It Happens
Thread That Binds
200 Muslim families of two UP villages make the kalainara, the holy thread of Hindus.
Vincent Van Ross Vincent Van Ross 27 Jan, 2010
200 Muslim families of two UP villages make the kalainara, the holy thread of Hindus.
It’s a red-and-yellow thread you see in temple towns which Hindus tie around their wrists and also offer to deities. The red in it represents the mother goddess, and the yellow Lord Vishnu. Hinduism is an abundance of such symbols but the kalainara is unusual. The thread, believed to protect the wearer from evil, is made with cotton waste by 200 Muslim families from two villages of Allahabad, Uttar Pradesh.

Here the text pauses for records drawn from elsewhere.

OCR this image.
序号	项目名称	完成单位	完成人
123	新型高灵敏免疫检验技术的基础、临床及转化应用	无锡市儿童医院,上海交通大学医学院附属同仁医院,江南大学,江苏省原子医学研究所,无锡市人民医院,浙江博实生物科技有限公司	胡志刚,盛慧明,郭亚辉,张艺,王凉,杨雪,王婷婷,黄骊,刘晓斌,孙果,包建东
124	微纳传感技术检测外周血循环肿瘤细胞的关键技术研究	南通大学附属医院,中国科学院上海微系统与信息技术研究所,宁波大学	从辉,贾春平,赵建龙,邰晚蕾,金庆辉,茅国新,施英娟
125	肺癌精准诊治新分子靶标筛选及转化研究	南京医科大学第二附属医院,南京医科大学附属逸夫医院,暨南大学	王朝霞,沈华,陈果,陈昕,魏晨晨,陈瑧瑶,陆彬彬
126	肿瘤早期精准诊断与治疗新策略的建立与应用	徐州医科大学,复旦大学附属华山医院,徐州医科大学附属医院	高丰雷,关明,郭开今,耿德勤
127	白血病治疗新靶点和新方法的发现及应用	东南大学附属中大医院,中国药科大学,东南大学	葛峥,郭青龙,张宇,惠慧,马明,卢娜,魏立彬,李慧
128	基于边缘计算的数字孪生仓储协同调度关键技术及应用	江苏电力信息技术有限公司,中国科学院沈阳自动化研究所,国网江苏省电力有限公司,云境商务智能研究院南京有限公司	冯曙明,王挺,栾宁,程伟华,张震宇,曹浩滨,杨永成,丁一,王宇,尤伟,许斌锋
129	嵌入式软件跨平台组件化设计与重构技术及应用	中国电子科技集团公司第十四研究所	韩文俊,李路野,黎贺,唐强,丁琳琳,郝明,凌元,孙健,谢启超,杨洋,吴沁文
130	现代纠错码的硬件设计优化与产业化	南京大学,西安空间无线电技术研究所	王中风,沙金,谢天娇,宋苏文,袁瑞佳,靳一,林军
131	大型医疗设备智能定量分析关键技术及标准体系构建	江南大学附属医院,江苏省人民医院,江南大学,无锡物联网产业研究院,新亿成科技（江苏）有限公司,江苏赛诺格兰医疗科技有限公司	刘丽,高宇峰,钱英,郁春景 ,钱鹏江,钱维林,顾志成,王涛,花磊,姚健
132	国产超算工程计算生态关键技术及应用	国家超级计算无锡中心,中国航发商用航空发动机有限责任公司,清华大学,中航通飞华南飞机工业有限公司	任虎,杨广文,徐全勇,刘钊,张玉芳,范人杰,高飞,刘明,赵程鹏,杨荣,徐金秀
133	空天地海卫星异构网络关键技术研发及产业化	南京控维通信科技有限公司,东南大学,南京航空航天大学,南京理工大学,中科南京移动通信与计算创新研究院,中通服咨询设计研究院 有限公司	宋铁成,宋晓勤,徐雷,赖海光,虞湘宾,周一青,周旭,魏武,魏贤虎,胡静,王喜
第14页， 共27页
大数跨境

The 2,000-odd villagers of Ahladganj and Khan Jahanpur belong to the Rangrez community, traditional dyers who migrated from Sanganer and Chandpole in Rajasthan two centuries ago. The entire population of the two villages are related to each other. No outsider is employed. “The business dates back several generations and is believed to be about 200 years old,” says Mohammad Tahir of Khan Jahanpur, a major producer of kalainara.
Cotton waste from cotton mills forms the raw material. It is spun into yarn, which is then rolled into strands and immersed in water tanks and left overnight to remove starch. The next morning, softer and more flexible, these strands are spread out and readied for dyeing. The dyes arrive by train from Kanpur. After they are dyed, it takes eight hours to dry on a sunny day. In winter and monsoon, when production is lowest, it takes 16 to 48 hours.
The colour of water in the drains of these villages are neither black nor muddy—it is red or yellow and sometimes, orange when both the dyes drip from the threads together.
The kalainara is packed into water resistant sacks, which contain about a hundred strands each. Each strand weighs between 1,300 and 1,500 gm and costs between Rs 45 and Rs 50 when sold loose. These are then dispatched to Ayodhya, Gorakhpur, Varanasi, Vindhyachal and other temple towns all over India.
There are lean and boom periods for production. The two to three months following Durga puja and Dussehra, business is at its lowest ebb. So is the period following the Navaratras in March-April. Business picks up during Navaratras, Durga puja and Dussehra and peaks up during Magh Mela in Allahabad in January-February. In the months when the villagers are not producing kalainara in large quantities, they prepare for the next season.
“Kalainara is a dying art,” laments Fahimuddin of Ahladganj. “We get no assistance from anywhere. Even banks refuse us loans. We have to finance our business from our own sources by borrowing from relatives and friends.” Indeed, this must not be allowed to end. For, kalainara is not just any thread. It is a sacred thread that binds Hindus and Muslims together.